The F1 chief executive, who has reigned over the sport for four decades, admitted he was relieved after the Munich court dropped his career-threatening charges.
Ecclestone said it was back to business as usual with him regaining his seat on F1's main board, Delta Topco. However, the sport's majority shareholder, CVC Capital Partners, and the board, declined to comment.
"I stood down for obvious reasons, but I'll be back on again now," the 83-year-old said from his London office, just hours after leaving the Munich courtroom for the final time. "Everything is back to normal."
Had Ecclestone been found guilty, he would have faced 10 years in prison and lost his iron grip on the sport he has dominated and largely made in his image.
But Ecclestone, again showing himself to be a great survivor, successfully negotiated a deal with prosecutors in Munich whereby he will hand over 60 million ($120 million) in the next seven days.
It prompted a furious reaction from some quarters in Germany, after prosecutors spent years preparing the legal case against Ecclestone.
A former Justice Minister described the situation as "galling", calling for the closure of the legal loophole that enabled Ecclestone to settle.
"It is not in harmony with the sense and purpose of our legal practices," Sabine Leutheusser-Schnarrenberger said. However, Peter Noll, the presiding judge in the case, told the court yesterday that a conviction was "not particularly likely". Ecclestone's age and health, as well as the huge public attention on the trial, were also factors in its abandonment. It had been due to run until October.
The dramatic development will be met with shock through the sport, with many having privately anticipated Ecclestone's demise when proceedings began earlier this year.
"At one point in the run-up to the trial, it was pretty bleak," an F1 insider said yesterday. "But yet again he has pulled off a Houdini."
Many had also suspected that CVC was hoping the German court might jettison Ecclestone from the sport as it pursues a stock market flotation.
While Ecclestone always maintained he could run Formula One despite being in court two days a week, he seemed relieved last night that his legal troubles appeared to be finally over.
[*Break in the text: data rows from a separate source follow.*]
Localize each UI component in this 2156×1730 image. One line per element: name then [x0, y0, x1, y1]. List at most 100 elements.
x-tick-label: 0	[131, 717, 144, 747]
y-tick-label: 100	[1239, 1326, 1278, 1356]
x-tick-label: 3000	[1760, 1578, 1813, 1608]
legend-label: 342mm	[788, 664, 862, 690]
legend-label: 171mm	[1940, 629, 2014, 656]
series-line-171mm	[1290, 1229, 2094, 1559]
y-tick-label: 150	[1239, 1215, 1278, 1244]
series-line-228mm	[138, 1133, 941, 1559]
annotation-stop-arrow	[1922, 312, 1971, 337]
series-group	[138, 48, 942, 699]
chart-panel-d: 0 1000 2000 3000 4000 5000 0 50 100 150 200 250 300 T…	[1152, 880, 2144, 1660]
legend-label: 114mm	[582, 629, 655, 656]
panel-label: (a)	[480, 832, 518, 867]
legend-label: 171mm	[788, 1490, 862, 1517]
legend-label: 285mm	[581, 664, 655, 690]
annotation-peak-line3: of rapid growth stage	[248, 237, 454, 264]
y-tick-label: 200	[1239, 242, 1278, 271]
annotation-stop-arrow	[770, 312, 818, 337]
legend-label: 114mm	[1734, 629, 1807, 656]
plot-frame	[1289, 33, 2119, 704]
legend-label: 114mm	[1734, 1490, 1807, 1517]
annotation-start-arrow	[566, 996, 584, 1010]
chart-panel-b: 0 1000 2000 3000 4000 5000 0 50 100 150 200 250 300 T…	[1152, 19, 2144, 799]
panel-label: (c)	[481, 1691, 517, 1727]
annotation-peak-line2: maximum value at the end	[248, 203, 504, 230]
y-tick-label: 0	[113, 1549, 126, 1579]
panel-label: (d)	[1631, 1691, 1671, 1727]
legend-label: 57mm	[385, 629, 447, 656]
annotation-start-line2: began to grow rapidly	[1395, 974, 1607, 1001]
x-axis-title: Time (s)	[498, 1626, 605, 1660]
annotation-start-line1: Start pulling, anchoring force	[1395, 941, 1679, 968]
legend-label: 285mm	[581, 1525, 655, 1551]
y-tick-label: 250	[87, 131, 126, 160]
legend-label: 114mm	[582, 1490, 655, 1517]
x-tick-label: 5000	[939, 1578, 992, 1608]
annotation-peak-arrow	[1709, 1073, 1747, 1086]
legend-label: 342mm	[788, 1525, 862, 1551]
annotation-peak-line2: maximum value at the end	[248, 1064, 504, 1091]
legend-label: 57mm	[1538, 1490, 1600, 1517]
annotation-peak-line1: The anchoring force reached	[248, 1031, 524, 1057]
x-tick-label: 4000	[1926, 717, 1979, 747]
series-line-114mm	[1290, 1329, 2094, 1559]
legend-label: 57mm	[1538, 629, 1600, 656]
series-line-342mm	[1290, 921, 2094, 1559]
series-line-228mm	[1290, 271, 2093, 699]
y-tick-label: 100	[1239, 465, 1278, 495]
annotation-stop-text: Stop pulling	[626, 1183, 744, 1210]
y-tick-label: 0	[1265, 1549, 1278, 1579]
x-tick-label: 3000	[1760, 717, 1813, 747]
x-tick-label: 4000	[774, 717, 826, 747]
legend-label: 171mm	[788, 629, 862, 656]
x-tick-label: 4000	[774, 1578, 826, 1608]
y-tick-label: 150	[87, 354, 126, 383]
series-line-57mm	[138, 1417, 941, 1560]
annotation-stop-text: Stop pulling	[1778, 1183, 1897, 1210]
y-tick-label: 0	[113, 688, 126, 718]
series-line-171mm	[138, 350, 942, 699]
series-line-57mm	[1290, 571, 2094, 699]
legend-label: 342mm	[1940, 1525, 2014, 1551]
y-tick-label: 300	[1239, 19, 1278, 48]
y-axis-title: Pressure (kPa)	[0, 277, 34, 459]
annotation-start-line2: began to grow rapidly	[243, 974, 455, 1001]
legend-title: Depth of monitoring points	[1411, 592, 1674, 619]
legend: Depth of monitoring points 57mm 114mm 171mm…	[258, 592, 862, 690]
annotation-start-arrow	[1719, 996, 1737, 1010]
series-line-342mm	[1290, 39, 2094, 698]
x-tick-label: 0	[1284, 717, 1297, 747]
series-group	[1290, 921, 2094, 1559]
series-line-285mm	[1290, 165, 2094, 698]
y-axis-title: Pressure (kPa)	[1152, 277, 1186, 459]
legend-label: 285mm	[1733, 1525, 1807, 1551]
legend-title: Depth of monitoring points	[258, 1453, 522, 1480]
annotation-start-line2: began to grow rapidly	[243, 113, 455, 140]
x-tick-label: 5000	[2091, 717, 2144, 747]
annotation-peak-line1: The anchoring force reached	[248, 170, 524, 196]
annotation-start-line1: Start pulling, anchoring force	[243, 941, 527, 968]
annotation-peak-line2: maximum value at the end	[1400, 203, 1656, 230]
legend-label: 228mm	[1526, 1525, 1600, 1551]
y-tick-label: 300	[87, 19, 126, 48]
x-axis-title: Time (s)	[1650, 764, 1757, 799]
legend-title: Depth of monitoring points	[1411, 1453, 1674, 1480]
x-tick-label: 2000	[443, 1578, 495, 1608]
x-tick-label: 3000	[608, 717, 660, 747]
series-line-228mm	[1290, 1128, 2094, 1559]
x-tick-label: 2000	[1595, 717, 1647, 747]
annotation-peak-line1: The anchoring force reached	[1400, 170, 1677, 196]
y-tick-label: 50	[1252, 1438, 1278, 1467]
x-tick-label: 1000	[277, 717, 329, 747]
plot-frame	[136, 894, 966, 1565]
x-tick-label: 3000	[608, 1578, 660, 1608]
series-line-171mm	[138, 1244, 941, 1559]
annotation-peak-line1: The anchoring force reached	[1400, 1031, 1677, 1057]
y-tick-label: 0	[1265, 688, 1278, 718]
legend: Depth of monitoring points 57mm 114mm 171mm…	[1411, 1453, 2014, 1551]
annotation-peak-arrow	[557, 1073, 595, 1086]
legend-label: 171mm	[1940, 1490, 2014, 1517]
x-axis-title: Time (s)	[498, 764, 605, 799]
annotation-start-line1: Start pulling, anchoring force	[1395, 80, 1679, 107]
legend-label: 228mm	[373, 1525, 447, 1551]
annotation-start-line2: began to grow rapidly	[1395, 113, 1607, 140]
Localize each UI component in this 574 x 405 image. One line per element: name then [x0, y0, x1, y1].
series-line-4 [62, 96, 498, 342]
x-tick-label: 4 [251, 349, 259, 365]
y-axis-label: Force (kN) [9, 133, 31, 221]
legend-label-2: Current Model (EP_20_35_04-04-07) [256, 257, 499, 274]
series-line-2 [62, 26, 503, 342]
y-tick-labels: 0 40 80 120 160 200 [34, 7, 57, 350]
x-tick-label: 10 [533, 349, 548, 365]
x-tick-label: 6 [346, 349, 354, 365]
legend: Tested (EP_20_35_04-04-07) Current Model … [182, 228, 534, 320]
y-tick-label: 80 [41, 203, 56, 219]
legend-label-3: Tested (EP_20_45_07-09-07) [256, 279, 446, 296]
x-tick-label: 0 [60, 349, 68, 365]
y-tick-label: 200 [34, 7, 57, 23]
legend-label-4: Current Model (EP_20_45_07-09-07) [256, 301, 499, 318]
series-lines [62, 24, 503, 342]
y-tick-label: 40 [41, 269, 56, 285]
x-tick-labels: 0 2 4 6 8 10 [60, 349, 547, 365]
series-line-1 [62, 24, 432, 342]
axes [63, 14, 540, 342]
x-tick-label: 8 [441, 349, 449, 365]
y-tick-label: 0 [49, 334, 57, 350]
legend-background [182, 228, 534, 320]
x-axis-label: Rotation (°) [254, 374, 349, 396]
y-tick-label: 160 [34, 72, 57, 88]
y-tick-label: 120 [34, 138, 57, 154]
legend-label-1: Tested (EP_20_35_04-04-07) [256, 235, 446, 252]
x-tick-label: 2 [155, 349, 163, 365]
However, he did describe himself as "a bit of an idiot" for handing over 60 million when in his view he was on his way to being acquitted of bribing a German banker. "What has happened today is good and bad - the good is the judge more or less said I was acquitted, and they [the prosecution] really didn't have a case. So I was a bit of an idiot to do what I did to settle because it wasn't with the judge, it was with the prosecutors.
"Anyway, it's done and finished ... I'm contented, it's all fine." He went on: "This now allows me to do what I do best, which is running F1."
Under Bavarian law a trial such as Ecclestone's can be ended if the accused makes a payment to the Treasury or a non-profit making organisation, if all sides agree.
Prosecutors had argued that Ecclestone paid Gerhard Gribkowsky, formerly the chief risk officer of BayernLB, a 26 million bribe to steer the sale of F1 from the Bavarian bank to CVC, Ecclestone's preferred buyer, in 2006.
Ecclestone has long maintained his innocence.